Redwood Materials snagged another $700m for battery recycling. Demand for battery circularity will grow exponentially in the coming years, driven by economics, geopolitics and sustainability. While there are incumbents like Umicore in the mix, this area is ripe for startup-led innovation as well.
STARTUP WATCH
Sustainable mobility startups (generally pre-seed or seed) to keep an eye on
Aeromechs (Italy) builds hardware/software solutions for reducing fuel consumption of aircraft via smart management of onboard electrical power flows.
Lift Ocean (Norway) is developing a hydrofoil systems to be offered to any boat manufacturer. The hydrofoil approach reduces water resistance and, therefore, power consumption.
GridMatrix (California, US) is building sensor-agnostic software to deliver real time insights to city traffic engineers on road usage and to also optimize signal light timing, therefore reducing emissions and congestion.
DEEP DIVE: Why the next disruption in midsize pickups might be an emerging market energy breakthrough
When Americans think of pickups, they often think of the sales champ, the F-150. Ford’s full-size pickup sales, mostly in North America, account for the lion’s share of the company’s profit.
In the rest of the world, pickups are more modestly sized (midsized) and, contrary to their US counterparts, buyers are often purchasing based on true utility needs rather than macho looks.

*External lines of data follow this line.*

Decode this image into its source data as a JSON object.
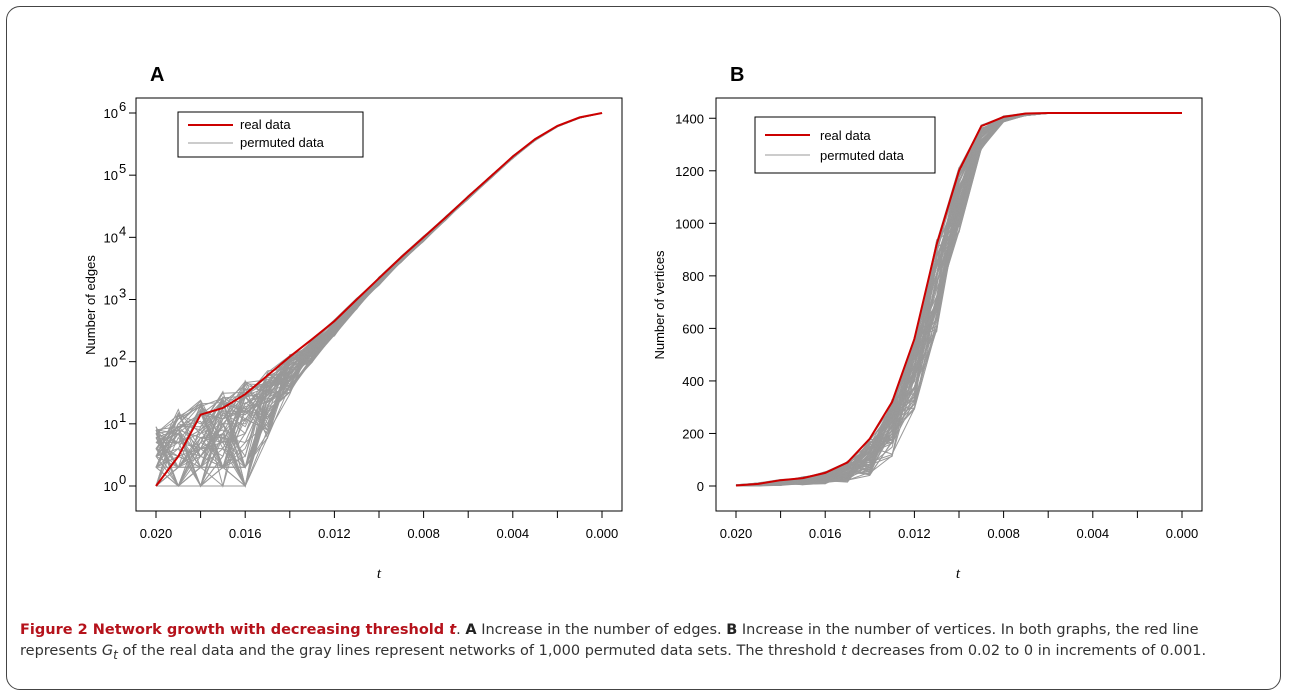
{
  "caption": {
    "label": "Figure 2",
    "title_prefix": "Network growth with decreasing threshold ",
    "title_var": "t",
    "text_a_letter": "A",
    "text_a": " Increase in the number of edges. ",
    "text_b_letter": "B",
    "text_b": " Increase in the number of vertices. In both graphs, the red line represents ",
    "text_g": "G",
    "text_g_sub": "t",
    "text_rest": " of the real data and the gray lines represent networks of 1,000 permuted data sets. The threshold ",
    "text_t": "t",
    "text_end": " decreases from 0.02 to 0 in increments of 0.001."
  },
  "colors": {
    "real": "#cc0000",
    "permuted": "#999999"
  },
  "chart_data": [
    {
      "type": "line",
      "panel": "A",
      "xlabel": "t",
      "ylabel": "Number of edges",
      "y_scale": "log",
      "xlim": [
        0.02,
        0.0
      ],
      "ylim_exp": [
        0,
        6
      ],
      "x_ticks": [
        0.02,
        0.018,
        0.016,
        0.014,
        0.012,
        0.01,
        0.008,
        0.006,
        0.004,
        0.002,
        0.0
      ],
      "x_tick_labels": [
        "0.020",
        "",
        "0.016",
        "",
        "0.012",
        "",
        "0.008",
        "",
        "0.004",
        "",
        "0.000"
      ],
      "y_ticks": [
        1,
        10,
        100,
        1000,
        10000,
        100000,
        1000000
      ],
      "y_tick_base": "10",
      "y_tick_exponents": [
        "0",
        "1",
        "2",
        "3",
        "4",
        "5",
        "6"
      ],
      "legend": {
        "placement": "top-left",
        "entries": [
          "real data",
          "permuted data"
        ]
      },
      "x": [
        0.02,
        0.019,
        0.018,
        0.017,
        0.016,
        0.015,
        0.014,
        0.013,
        0.012,
        0.011,
        0.01,
        0.009,
        0.008,
        0.007,
        0.006,
        0.005,
        0.004,
        0.003,
        0.002,
        0.001,
        0.0
      ],
      "series": [
        {
          "name": "real data",
          "values": [
            1,
            3,
            14,
            18,
            30,
            60,
            120,
            230,
            450,
            1000,
            2200,
            4800,
            10000,
            21000,
            45000,
            95000,
            200000,
            380000,
            620000,
            850000,
            1000000
          ]
        },
        {
          "name": "permuted data",
          "band_lower": [
            1,
            1,
            1,
            1,
            1,
            6,
            30,
            95,
            260,
            700,
            1700,
            4000,
            8600,
            19000,
            41000,
            88000,
            185000,
            360000,
            600000,
            830000,
            1000000
          ],
          "band_upper": [
            9,
            18,
            25,
            35,
            50,
            75,
            130,
            240,
            470,
            1050,
            2300,
            5000,
            10500,
            22000,
            47000,
            97000,
            205000,
            385000,
            625000,
            855000,
            1000000
          ]
        }
      ]
    },
    {
      "type": "line",
      "panel": "B",
      "xlabel": "t",
      "ylabel": "Number of vertices",
      "y_scale": "linear",
      "xlim": [
        0.02,
        0.0
      ],
      "ylim": [
        0,
        1420
      ],
      "x_ticks": [
        0.02,
        0.018,
        0.016,
        0.014,
        0.012,
        0.01,
        0.008,
        0.006,
        0.004,
        0.002,
        0.0
      ],
      "x_tick_labels": [
        "0.020",
        "",
        "0.016",
        "",
        "0.012",
        "",
        "0.008",
        "",
        "0.004",
        "",
        "0.000"
      ],
      "y_ticks": [
        0,
        200,
        400,
        600,
        800,
        1000,
        1200,
        1400
      ],
      "y_tick_labels": [
        "0",
        "200",
        "400",
        "600",
        "800",
        "1000",
        "1200",
        "1400"
      ],
      "legend": {
        "placement": "top-left",
        "entries": [
          "real data",
          "permuted data"
        ]
      },
      "x": [
        0.02,
        0.019,
        0.018,
        0.017,
        0.016,
        0.015,
        0.014,
        0.013,
        0.012,
        0.011,
        0.01,
        0.009,
        0.008,
        0.007,
        0.006,
        0.005,
        0.004,
        0.003,
        0.002,
        0.001,
        0.0
      ],
      "series": [
        {
          "name": "real data",
          "values": [
            2,
            8,
            22,
            30,
            50,
            90,
            180,
            320,
            560,
            920,
            1200,
            1370,
            1405,
            1418,
            1420,
            1420,
            1420,
            1420,
            1420,
            1420,
            1420
          ]
        },
        {
          "name": "permuted data",
          "band_lower": [
            0,
            0,
            2,
            4,
            8,
            15,
            40,
            110,
            290,
            580,
            960,
            1280,
            1385,
            1410,
            1418,
            1420,
            1420,
            1420,
            1420,
            1420,
            1420
          ],
          "band_upper": [
            5,
            12,
            25,
            35,
            55,
            95,
            185,
            330,
            570,
            940,
            1220,
            1375,
            1410,
            1420,
            1420,
            1420,
            1420,
            1420,
            1420,
            1420,
            1420
          ]
        }
      ]
    }
  ]
}
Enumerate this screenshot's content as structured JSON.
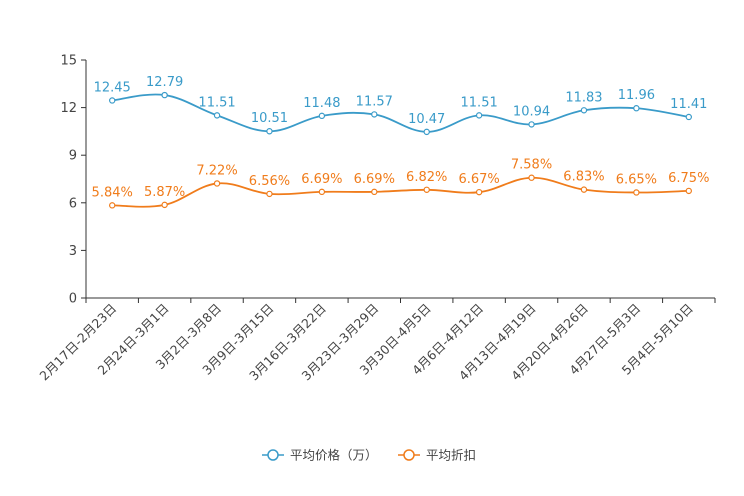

A number of pickups abound in this segment but the player with real market power is the Toyota Hilux, the best selling vehicle in at least 16 countries, including Australia, Panama, Peru, Côte d’Ivoire, Kenya, Thailand and Fiji. The Hilux is a workhorse of undeniable reliability, resulting in a price premium and exceptional profits for Toyota.
But there’s likely some genuine innovation coming to this market and it may not be Toyota that captures the upside; to date, electrification hasn’t been at the top of the company’s priority list.
As you look at both the nature of pickup trucks, and the consumer needs in these markets, it’s quite clear that the midsized pickup may be ready for some “bottom of the pyramid” electron-related innovations. A few points to consider:
Grid connectivity and reliability is insufficient in many emerging markets. In parts of West Africa, diesel generators provide the equivalent of 40% of the grid capacity. Vehicle to home technology (V2H) is already announced for the Ford F-150 Lightning. While the cost is high, the utility of such a solution is highest in emerging markets with unreliable electrical grids.
Solar prices continue to plummet and are reaching a point where solar roofs in vehicles might actually work, especially in sunlight rich countries. Aside from a bus, the pickup is probably the most perfect vehicle form factor to integrate solar. Solar tonneau covers may start to make sense in the coming years.
Whether these new innovations come from Ford/VW, Stellantis, OEM startups, or energy storage startups remains to be seen, but there’s a confluence of factors to suggest that (partially) electrified midsize pickup trucks in emerging markets make sense sooner rather than later.